I wish we could get the same dynamic going in the US that is going in Australia, but I'm not sure what it'll take; the US market has been persistently overpriced relative to other markets for years.
i can answer that, but some in USA won't like it.
with consultation with csiro, (government scientists), australia framed their rebate similar to how USA has its wind
incentives based upon output, (not cost) australia has its upfront solar incentives based upon modelled output. so alignment of roof, sunny days per year, angle of roof etc affected the incentives. as in the usa, sunny locations tend to be conservative, so generally it tended more to be installed by those who vote right instead of left. (similar to wind energy being in texas etc.)
In Australia, the solar incentives were supported by both sides of government, it was really created under the LNP (Howard) and then scaled out under labor (Rudd).
LNP rebates were just for 'low' income earners, and it design seemed to approximate 1/2 the cost of a system in a southern capital, so a $16,000 system would cost $8,000. what happened was that less urban, lower cost, sunnier australia could get an total install for $9,000, so $9,000-8,000 = $1,000 system. i actually showed a system to a work colleague (she qualified) that was nil cost, it had a $1,500 deposit that would be refunded when they got their money from gov. she never could bring herself to do it, it seemed to good to be true, she felt she would lose the deposit, only once it was no longer available did decide it was a good idea. this breaks the skepticism.

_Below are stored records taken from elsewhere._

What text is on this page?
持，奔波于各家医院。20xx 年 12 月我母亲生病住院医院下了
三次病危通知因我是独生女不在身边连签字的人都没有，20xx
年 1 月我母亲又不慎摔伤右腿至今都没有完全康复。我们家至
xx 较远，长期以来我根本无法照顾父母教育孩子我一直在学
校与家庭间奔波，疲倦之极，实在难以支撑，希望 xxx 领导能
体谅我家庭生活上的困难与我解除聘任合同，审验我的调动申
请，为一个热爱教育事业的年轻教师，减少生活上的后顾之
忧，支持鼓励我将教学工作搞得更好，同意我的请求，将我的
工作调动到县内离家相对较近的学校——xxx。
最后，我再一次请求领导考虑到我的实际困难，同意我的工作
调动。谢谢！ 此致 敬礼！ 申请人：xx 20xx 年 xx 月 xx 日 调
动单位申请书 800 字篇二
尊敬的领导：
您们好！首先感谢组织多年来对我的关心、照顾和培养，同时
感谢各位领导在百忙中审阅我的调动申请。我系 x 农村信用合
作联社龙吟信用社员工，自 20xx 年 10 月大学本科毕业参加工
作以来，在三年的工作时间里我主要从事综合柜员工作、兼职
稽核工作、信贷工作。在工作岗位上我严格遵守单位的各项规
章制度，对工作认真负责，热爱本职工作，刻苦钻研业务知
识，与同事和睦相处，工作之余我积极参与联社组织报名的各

Labour expanded the availability of rebates for all, but reduced the amount per kWh, now it could scale out.
but the die is set, s
ay a customer is comparing 2 similar systems, differing providers, one cost $16,000 - $8,000 = $8,000 and the other costs $12,000 - $8,000 = $4,000. the cheaper option wins.
and so, because the incentive is equalized on output, the
cheapest option is leveraged far more. contrast with usa, the gov incentives is based upon cost, not output, so the most expensive option is leverages more. opposite effect to australia, and the usa incentive breeds political polarization.
summary, Australian government incentives were based upon output, not cost, output really leverages the cheapest, USA government incentives were based upon cost, which promotes the most expensive options, and discourages the cheapest.
as long as usa fed government bases their incentive upon cost and not output, persistent overpricing is rewarded, not discouraged.